我正在处理数据集
我必须对其进行分组并计算特定时间段内有多少请求,然后很容易将图表 时间与请求数量相比较。 < /强>
示例
**timestamp - number of request**
21-06-2016 09:00:00 - 2
21-06-2016 10:00:00 - 1
21-06-2016 11:00:00 - 5
我该如何计算?
感谢
P.S我尝试使用data['timestamp'].value_counts()
但出现错误:
import pandas as pd
import numpy as np
import matplotlib.pylab as plt
from matplotlib.pylab import rcParams
rcParams['figure.figsize'] = 15, 6
dateparse = lambda dates: pd.datetime.strptime(dates, '%d-%m-%Y %H:%M:%S')

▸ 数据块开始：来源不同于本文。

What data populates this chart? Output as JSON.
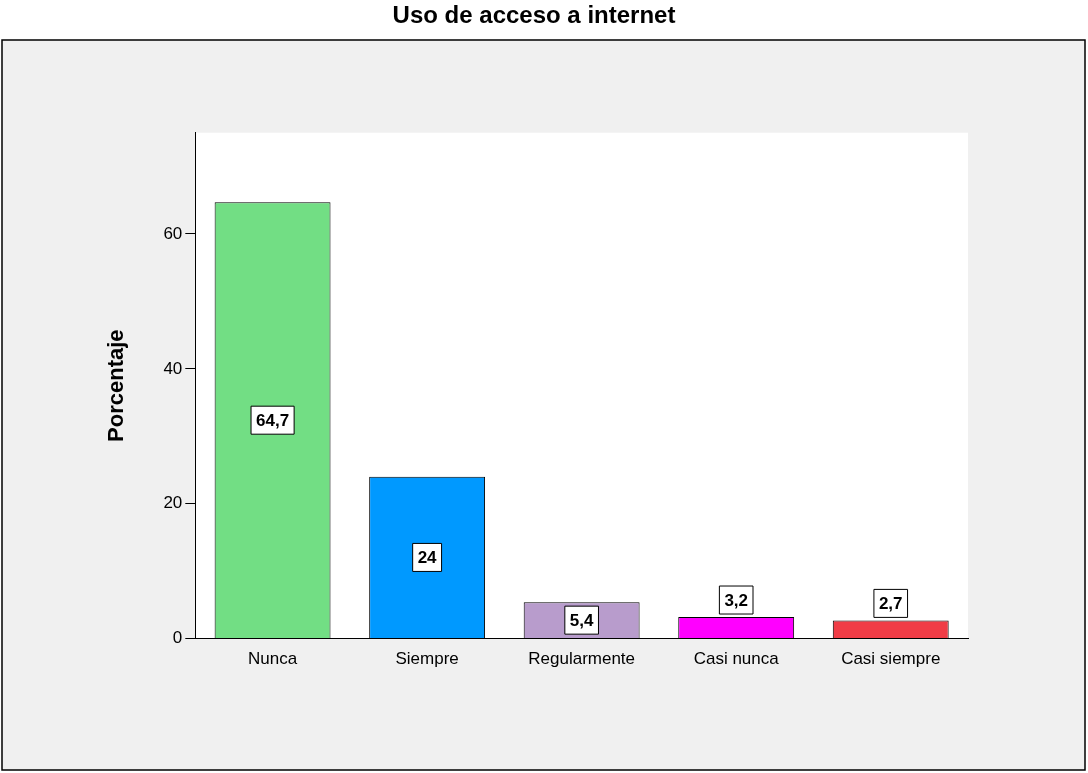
{
  "chart_data": {
    "type": "bar",
    "title": "Uso de acceso a internet",
    "ylabel": "Porcentaje",
    "categories": [
      "Nunca",
      "Siempre",
      "Regularmente",
      "Casi nunca",
      "Casi siempre"
    ],
    "values": [
      64.7,
      24,
      5.4,
      3.2,
      2.7
    ],
    "colors": [
      "#72de84",
      "#0099ff",
      "#b89ccc",
      "#ff00ff",
      "#f03c46"
    ],
    "value_labels": [
      "64,7",
      "24",
      "5,4",
      "3,2",
      "2,7"
    ],
    "ylim": [
      0,
      75
    ],
    "yticks": [
      0,
      20,
      40,
      60
    ],
    "grid": false,
    "legend": false
  }
}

data = pd.read_csv('/home/amfirnas/Desktop/localhost_access_log.2016-06-21.csv',
parse_dates=['timestamp'], index_col='timestamp',date_parser=dateparse)
print data.head(25)
# print data['time'].value_counts()
# print data.groupby(['time']).groups.keys()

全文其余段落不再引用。